I've assumed, perhaps wrongly, that PO_Number will suffice. If not, concatenate with that (and some delimeters) other fields which will make it unique. The where clause will need updating to compare t1 and t2 for the "Combination of Columns which make this unique".
If, there is no appropriate combination available, I'm not sure it can be done without VBA and/or temp tables as The-Gambill suggested.
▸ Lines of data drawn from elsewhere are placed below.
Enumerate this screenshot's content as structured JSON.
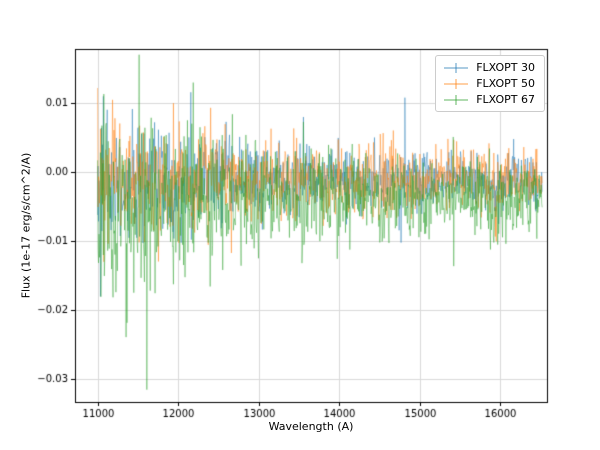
{
  "chart_data": {
    "type": "line",
    "title": "",
    "xlabel": "Wavelength (A)",
    "ylabel": "Flux (1e-17 erg/s/cm^2/A)",
    "xlim": [
      10720,
      16580
    ],
    "ylim": [
      -0.0333,
      0.0179
    ],
    "grid": true,
    "legend_position": "upper right",
    "xticks": {
      "values": [
        11000,
        12000,
        13000,
        14000,
        15000,
        16000
      ],
      "labels": [
        "11000",
        "12000",
        "13000",
        "14000",
        "15000",
        "16000"
      ]
    },
    "yticks": {
      "values": [
        0.01,
        0.0,
        -0.01,
        -0.02,
        -0.03
      ],
      "labels": [
        "0.01",
        "0.00",
        "−0.01",
        "−0.02",
        "−0.03"
      ]
    },
    "x_start": 11000,
    "x_end": 16520,
    "x_step": 6,
    "series": [
      {
        "name": "FLXOPT 30",
        "color": "#1f77b4",
        "alpha": 0.5,
        "baseline": -0.0012,
        "sigma_start": 0.0052,
        "sigma_end": 0.0019,
        "tau": 1400,
        "spike_prob": 0.03,
        "spike_mult": 2.1,
        "seed": 42
      },
      {
        "name": "FLXOPT 50",
        "color": "#ff7f0e",
        "alpha": 0.5,
        "baseline": -0.001,
        "sigma_start": 0.0048,
        "sigma_end": 0.0021,
        "tau": 1600,
        "spike_prob": 0.04,
        "spike_mult": 2.0,
        "seed": 7
      },
      {
        "name": "FLXOPT 67",
        "color": "#2ca02c",
        "alpha": 0.5,
        "baseline": -0.004,
        "sigma_start": 0.0085,
        "sigma_end": 0.0024,
        "tau": 1300,
        "spike_prob": 0.05,
        "spike_mult": 1.9,
        "seed": 1337
      }
    ]
  }
}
This is a real pain in MS Access, as far as I know. One method is a correlated subquery, but you need a unique id column on each row:
SELECT t.*,
(SELECT COUNT(*)
FROM (SELECT "Internal_reference", MAX("Movement_date") AS maxtime
FROM dw."LO-D4_Movements"
GROUP BY "Internal_reference"
) as t2
WHERE t2."Internal_reference" AND t."Internal_reference" AND
t2."Movement_date" = t."Movement_date" AND
t2.?? <= t.??
) as cnt
FROM (SELECT "Internal_reference", MAX("Movement_date") AS maxtime
FROM dw."LO-D4_Movements"
GROUP BY "Internal_reference"
) r INNER JOIN
dw."LO-D4_Movements" t
ON t."Movement_date" = r.maxtime AND
t."Internal_reference" = r."Internal_reference";
The ?? is for the id or creation date or something to allow the counting of rows.